The Kaplaneios School (Greek: Καπλάνειος Σχολή) was a Greek educational institution that operated in Ioannina from 1797 to 1820/1. The school evolved into the most significant intellectual center of the city through the work of Athanasios Psalidas, a major representative of the modern Greek Enlightenment movement.
|Type||Academy and in 20th century elementary school|
|Founder||Manthos and Zois Kaplanis|
|Closed||1820/1 and reestablished at 1926|
|Headmaster||(1797-1820/1) Athanasios Psalidas|
The Kaplaneios School today
Kaplaneios was rebuilt during 1922-1926 and since that time has housed a number of primary schools.
Under Athanasios PsalidasEdit
The school was founded at the personal expense of the brothers Manthos and Zois Kaplanis, merchants and local benefactors. It succeeded another local school, the Maroutsaia, which closed due to financial problems. From its very start, Athanasios Psalidas, one of the main representatives of the modern Greek Enlightenment, took the initiative and became director of the school. The same year the Kaplaneios had its own library, while it came under the protection of the Phanar Greek Orthodox College of Istanbul (Constantinople) and acquired the alternative title Patriarchal Academy.
Psalidas initially faced an anachronistic and lethargic education system. In order to deal with this, he began a series of confrontations with the conservative community of Ioannina. He included in the curriculum lessons of experimental physics and was an ardent supporter of contemporary European ideologies and the vernacular (Demotic) Greek language. The students were also taught Ancient Greek literature and contemporary science, including Lavoisier's chemistry and Isaac Newton's Principia. Psalidas' main objective and aspiration was the intellectual uplifting and the political restoration of the Greek people. In his efforts to achieve this, he was assisted by the intelligent and religiously tolerant ruler of the region, Ali Pasha, who encouraged the education in Ioannina. Because of his progressive teaching methods, Psalidas was accused of atheism and voltairianism by conservative scholars.

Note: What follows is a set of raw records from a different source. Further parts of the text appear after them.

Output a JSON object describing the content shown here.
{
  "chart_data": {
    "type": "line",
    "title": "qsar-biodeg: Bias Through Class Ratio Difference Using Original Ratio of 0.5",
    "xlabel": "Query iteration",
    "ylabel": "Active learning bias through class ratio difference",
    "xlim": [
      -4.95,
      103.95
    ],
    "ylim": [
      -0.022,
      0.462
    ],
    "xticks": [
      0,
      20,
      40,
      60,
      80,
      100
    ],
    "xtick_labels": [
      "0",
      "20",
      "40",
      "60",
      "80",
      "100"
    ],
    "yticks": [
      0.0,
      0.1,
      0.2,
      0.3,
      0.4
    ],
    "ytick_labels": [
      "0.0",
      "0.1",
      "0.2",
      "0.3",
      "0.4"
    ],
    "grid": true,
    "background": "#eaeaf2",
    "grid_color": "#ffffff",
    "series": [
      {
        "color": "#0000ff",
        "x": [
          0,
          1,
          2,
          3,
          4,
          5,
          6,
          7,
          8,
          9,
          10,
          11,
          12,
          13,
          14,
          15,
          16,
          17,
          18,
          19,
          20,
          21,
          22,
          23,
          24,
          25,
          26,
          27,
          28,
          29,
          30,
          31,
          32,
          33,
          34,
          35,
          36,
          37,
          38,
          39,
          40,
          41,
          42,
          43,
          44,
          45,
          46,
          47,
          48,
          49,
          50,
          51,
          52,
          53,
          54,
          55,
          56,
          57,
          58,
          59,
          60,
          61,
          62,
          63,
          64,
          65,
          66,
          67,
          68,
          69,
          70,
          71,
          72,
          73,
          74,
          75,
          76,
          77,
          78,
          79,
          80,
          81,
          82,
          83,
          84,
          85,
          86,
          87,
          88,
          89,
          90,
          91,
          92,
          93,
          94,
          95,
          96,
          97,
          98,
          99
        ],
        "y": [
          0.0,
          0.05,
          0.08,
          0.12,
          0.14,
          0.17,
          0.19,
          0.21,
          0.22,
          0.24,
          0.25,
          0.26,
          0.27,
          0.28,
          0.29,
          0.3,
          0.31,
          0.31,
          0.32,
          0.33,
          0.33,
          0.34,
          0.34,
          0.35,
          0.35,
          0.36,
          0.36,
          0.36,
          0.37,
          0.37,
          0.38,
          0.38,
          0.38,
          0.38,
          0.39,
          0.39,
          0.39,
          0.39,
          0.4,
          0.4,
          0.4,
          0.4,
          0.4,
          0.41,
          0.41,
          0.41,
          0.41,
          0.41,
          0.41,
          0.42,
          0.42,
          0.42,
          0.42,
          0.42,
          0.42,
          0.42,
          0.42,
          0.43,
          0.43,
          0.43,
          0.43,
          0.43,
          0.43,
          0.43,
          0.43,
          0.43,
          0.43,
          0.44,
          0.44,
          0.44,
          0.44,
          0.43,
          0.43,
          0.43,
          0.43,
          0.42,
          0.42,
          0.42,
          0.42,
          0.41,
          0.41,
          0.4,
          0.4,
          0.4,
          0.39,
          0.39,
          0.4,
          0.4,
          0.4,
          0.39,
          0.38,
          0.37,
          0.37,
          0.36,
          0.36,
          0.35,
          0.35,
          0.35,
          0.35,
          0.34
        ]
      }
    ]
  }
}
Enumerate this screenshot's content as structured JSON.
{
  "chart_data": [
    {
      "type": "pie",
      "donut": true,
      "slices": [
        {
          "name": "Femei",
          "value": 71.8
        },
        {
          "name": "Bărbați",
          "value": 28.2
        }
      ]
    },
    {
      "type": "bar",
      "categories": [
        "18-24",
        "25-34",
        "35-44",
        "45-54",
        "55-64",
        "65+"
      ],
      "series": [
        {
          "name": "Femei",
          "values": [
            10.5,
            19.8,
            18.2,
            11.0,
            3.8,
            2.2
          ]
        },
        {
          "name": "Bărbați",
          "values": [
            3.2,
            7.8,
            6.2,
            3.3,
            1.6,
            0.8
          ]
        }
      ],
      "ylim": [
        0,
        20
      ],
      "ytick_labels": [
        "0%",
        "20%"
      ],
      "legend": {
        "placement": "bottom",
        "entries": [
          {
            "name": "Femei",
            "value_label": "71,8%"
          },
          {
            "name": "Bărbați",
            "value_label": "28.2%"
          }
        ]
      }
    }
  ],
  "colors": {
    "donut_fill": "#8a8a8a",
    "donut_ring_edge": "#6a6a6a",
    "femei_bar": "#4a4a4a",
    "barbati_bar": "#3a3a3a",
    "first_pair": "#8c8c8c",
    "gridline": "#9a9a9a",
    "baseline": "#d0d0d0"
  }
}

Destruction and revivalEdit
Soon however, the Greek Enlightenment process, in which Ioannina was a major center, came to an abrupt end, with the suppression of Ali Pasha's autonomist tendencies against the Porte as well as with the outbreak of the Greek War of Independence in 1821. The suppression of Ali Pasha resulted in the destruction of the schools of the city, including the Kaplaneios.
The school was rebuilt during 1922-1926, thanks to a bequest from Zois Kaplanis, and since that time has housed a number of primary schools.